What did @ricorichardss actually say?
The creator, a former professional footballer, claims that BPC-157 peptide injections directly into his injured knee have kept his playing career alive after two cartilage surgeries. He says he felt benefits "within 10 days" and guarantees viewers will feel results taking "two injections a day straight into the affected area." He also implies this works for any injury, from rotator cuff tears to gym injuries.
To be clear about what was said: this is a promotional review for a specific UK supplier, Peptigen UK. He is not just sharing a personal anecdote. He is making product-specific claims while naming a vendor, tagging them in the caption, and issuing what amounts to a dosing instruction to his audience. That matters when we assess what he got right and wrong.
Does the science back this up?
The honest answer is: partially, in animals, and barely in humans. BPC-157 (Body Protection Compound-157) is a synthetic 15-amino-acid peptide derived from a protein found in gastric juice. The preclinical data is genuinely interesting.
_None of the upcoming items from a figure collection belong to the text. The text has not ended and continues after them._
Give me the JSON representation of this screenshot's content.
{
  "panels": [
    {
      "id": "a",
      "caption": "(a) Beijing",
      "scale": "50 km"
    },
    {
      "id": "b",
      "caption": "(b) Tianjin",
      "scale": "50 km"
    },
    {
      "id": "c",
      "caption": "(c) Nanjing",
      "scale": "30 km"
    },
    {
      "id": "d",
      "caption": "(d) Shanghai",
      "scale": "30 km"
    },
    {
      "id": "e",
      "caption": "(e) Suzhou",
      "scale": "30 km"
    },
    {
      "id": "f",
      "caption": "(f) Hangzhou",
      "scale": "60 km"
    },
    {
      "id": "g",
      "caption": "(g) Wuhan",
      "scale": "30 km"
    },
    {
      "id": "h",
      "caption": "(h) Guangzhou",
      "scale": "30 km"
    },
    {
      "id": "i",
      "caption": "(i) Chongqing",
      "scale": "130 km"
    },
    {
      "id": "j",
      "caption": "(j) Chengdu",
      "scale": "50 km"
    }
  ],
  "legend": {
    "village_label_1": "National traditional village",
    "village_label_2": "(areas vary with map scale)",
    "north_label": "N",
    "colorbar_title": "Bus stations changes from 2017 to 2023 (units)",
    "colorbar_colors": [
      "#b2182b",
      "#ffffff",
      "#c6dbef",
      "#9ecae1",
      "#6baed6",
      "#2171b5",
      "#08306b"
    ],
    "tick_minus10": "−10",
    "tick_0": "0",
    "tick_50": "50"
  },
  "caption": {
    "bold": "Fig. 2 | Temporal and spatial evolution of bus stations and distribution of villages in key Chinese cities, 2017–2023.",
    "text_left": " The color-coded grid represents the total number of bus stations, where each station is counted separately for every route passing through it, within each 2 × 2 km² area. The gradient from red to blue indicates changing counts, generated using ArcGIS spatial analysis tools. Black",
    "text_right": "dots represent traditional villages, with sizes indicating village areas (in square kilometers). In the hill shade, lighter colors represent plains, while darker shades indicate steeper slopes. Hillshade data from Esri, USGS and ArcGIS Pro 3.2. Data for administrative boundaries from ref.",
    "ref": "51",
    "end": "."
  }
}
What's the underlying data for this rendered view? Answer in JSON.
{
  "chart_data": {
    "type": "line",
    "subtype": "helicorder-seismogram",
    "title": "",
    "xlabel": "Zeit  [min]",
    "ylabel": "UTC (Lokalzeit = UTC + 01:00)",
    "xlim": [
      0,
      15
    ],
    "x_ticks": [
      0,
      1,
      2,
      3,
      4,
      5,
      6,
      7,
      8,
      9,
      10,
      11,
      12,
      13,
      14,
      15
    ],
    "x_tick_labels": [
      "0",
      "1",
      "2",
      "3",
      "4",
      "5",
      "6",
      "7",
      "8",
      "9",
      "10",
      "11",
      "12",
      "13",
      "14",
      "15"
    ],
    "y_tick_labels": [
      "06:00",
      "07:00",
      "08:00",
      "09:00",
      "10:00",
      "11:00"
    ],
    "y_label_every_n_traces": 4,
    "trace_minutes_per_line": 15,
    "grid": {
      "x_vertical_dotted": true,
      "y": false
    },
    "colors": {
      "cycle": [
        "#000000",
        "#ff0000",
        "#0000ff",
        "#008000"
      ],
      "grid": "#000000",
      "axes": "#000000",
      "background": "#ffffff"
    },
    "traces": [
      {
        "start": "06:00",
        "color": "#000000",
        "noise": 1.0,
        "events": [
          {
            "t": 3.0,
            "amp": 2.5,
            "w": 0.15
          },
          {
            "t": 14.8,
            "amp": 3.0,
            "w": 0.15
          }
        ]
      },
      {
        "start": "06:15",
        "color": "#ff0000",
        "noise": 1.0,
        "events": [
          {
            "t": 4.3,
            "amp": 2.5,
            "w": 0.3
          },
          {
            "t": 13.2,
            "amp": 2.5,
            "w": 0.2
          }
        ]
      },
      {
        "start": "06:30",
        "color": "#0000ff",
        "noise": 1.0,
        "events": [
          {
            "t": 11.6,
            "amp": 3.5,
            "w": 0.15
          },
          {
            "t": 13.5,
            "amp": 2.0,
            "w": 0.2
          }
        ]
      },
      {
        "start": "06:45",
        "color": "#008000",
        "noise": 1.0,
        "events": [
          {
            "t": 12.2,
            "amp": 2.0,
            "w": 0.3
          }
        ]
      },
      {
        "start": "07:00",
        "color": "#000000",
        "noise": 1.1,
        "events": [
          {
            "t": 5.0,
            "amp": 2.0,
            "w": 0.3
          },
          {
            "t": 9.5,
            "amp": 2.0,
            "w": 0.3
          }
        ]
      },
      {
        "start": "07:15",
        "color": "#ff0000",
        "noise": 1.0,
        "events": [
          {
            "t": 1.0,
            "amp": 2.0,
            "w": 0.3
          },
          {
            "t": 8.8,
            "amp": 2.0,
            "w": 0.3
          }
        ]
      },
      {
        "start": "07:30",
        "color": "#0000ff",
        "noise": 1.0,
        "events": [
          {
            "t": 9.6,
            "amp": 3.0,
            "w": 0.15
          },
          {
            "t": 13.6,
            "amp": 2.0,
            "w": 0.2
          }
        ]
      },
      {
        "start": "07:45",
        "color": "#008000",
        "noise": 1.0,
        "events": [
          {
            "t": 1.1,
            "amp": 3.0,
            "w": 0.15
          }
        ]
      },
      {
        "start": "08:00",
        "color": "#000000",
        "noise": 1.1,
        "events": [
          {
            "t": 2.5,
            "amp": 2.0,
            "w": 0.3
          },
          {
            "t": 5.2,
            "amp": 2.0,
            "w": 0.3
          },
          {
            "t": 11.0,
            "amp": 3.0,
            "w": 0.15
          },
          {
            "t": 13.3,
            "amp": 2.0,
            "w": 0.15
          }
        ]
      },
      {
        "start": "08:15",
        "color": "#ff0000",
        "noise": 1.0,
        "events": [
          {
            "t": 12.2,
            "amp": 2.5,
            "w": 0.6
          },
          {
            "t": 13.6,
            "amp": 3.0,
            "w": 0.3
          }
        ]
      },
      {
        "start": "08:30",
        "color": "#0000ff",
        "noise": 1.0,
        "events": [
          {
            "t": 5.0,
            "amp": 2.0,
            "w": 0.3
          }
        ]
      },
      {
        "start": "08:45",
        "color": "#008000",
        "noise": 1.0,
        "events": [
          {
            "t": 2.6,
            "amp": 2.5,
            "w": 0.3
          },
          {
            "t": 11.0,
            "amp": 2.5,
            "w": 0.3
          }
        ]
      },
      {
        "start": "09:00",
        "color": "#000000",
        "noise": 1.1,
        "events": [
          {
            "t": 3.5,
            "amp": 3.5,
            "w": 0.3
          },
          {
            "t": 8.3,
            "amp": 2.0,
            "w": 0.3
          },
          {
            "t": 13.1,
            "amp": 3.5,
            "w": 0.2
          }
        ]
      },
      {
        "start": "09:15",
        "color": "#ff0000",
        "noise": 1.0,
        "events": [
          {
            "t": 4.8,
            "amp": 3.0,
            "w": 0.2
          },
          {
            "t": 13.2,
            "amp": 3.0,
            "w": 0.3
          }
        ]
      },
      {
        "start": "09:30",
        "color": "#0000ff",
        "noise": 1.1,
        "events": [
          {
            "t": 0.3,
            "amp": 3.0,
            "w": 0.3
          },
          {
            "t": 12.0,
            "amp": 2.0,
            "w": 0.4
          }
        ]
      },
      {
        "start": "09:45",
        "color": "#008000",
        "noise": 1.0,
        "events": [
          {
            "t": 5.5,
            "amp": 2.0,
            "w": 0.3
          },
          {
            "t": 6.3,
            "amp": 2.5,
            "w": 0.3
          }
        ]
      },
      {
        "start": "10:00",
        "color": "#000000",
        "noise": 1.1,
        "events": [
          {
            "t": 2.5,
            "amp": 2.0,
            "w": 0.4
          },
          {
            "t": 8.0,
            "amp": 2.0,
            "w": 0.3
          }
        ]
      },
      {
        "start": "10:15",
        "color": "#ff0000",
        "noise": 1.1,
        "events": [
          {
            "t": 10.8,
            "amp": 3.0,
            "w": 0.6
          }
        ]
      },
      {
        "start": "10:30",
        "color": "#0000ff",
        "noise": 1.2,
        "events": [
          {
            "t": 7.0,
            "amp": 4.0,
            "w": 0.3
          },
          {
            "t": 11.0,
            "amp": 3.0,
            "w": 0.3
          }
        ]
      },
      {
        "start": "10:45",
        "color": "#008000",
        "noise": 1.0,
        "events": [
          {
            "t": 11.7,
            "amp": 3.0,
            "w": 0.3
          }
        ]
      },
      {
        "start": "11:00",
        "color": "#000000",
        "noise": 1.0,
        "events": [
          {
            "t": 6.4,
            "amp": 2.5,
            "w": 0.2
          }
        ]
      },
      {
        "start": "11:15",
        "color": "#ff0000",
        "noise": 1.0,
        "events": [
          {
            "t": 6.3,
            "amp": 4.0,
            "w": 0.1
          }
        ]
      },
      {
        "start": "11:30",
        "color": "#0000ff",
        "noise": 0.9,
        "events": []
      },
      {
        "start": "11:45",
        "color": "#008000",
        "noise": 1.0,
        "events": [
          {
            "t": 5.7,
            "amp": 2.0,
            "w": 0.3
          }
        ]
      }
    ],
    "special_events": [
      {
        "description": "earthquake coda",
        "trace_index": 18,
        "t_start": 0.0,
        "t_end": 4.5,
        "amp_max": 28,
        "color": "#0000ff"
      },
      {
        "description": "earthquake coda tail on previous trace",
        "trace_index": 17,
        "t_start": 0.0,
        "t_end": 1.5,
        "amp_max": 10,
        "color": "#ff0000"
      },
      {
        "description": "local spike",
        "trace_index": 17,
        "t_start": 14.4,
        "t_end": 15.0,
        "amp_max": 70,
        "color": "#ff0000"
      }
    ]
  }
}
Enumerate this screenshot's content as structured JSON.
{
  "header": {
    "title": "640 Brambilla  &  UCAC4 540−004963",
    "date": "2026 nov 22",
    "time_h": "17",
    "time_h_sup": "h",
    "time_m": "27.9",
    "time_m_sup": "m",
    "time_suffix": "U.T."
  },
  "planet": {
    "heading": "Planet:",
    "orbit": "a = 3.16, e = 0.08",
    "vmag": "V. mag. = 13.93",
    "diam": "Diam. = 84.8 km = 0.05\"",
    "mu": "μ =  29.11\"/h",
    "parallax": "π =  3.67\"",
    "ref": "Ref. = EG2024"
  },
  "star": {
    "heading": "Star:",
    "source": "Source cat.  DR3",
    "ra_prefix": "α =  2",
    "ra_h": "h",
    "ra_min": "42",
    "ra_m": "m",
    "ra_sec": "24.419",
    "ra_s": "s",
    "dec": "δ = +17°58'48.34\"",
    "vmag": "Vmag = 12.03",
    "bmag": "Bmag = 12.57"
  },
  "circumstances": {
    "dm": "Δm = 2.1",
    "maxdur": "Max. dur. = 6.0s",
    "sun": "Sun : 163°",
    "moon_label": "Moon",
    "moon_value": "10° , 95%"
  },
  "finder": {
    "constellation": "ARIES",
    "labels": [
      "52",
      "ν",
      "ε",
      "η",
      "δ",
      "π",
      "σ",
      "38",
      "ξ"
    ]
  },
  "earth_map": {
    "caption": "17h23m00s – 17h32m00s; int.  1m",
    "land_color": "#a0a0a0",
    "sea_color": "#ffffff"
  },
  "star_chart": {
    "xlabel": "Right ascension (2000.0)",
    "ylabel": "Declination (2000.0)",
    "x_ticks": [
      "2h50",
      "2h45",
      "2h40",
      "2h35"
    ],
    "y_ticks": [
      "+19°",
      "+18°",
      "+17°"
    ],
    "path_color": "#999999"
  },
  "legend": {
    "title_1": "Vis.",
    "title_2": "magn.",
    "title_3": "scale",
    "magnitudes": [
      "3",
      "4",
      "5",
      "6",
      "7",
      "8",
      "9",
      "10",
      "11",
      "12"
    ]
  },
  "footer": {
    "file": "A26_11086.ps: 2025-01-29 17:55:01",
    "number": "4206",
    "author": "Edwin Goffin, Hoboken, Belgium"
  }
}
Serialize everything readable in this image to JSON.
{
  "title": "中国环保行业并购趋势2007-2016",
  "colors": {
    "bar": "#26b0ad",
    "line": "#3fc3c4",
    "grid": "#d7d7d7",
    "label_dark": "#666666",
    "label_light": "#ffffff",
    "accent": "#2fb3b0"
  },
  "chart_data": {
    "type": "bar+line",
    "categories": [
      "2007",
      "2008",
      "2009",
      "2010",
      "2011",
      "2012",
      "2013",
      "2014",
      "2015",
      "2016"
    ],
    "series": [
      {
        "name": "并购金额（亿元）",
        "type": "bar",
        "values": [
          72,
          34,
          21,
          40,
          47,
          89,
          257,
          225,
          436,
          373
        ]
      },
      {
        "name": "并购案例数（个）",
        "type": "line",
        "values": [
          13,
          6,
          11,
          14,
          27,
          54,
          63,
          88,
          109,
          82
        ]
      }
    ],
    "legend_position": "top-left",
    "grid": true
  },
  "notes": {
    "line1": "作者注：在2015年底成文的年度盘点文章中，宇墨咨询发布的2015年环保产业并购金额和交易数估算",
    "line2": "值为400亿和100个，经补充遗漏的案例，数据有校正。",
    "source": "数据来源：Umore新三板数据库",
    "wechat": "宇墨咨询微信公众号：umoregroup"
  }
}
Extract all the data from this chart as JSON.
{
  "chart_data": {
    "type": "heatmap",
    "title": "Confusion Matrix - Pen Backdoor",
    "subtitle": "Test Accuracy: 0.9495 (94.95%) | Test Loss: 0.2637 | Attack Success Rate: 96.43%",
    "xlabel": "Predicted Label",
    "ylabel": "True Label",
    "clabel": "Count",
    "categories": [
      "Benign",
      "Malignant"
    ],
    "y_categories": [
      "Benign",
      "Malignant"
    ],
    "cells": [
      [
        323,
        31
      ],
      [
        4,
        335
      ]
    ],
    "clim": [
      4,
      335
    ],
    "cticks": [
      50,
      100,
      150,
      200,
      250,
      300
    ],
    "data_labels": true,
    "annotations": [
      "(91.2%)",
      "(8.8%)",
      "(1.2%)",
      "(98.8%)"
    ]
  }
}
Studies in rodents have shown accelerated tendon-to-bone healing, reduced inflammation, and promoted angiogenesis in damaged tissue.
Pevec et al. (2010, Journal of Orthopaedic Research) found BPC-157 improved Achilles tendon healing in rats. Chang et al. (2011, Bone) showed similar results in bone repair models. Sikiric et al. have published extensively on BPC-157's gastroprotective and tissue-repair effects across decades of animal studies. However, no peer-reviewed, placebo-controlled human clinical trial has yet established that BPC-157 repairs cartilage or connective tissue in people. The creator's personal experience may be genuine. But the science does not yet support the sweeping guarantees he is making.
What did they get wrong (or right)?
The creator gets credit for one thing: subcutaneous injection near an injury site is the administration route used in most preclinical BPC-157 research, so he is not describing something completely made up. Animal studies do use local injection protocols.
But several things here are plainly wrong or irresponsible. First, he says "I guarantee you're going to feel the benefits." No unregulated peptide supplier, and no responsible clinician, can guarantee therapeutic outcomes. Second, his instruction to inject "wherever it's you're feeling pain" is not a medical protocol. It is improvised self-injection advice delivered to nearly 10,000 viewers. Third, he describes BPC-157 as an "absolute saviour" that can cure long-standing injuries. BPC-157 is not licensed as a medicine in the UK. It is not approved by the MHRA for any indication. Selling it as an injectable for human use sits in a legal and regulatory grey zone at best. Framing it as a cure crosses a line the evidence does not support.
What should you actually know?
BPC-157 is not approved by the MHRA, the FDA, or the EMA for any human therapeutic use. In the UK, purchasing injectable peptides from online vendors and self-injecting them is not the same as receiving a prescribed, clinically supervised treatment. There are real risks: contamination, incorrect dosing, infection at injection sites, and unknown long-term effects in humans.
The peptide research space is moving. Some researchers consider BPC-157 one of the more promising candidates for future cartilage and tendon repair therapies. But promising preclinical data has failed to translate to human medicine many times before. If you have a genuine sports injury, a musculoskeletal physician or sports medicine specialist is the appropriate first stop, not a TikTok review with a vendor tag. The creator's personal experience does not constitute clinical evidence, and his guarantee to viewers is not one he is qualified to make.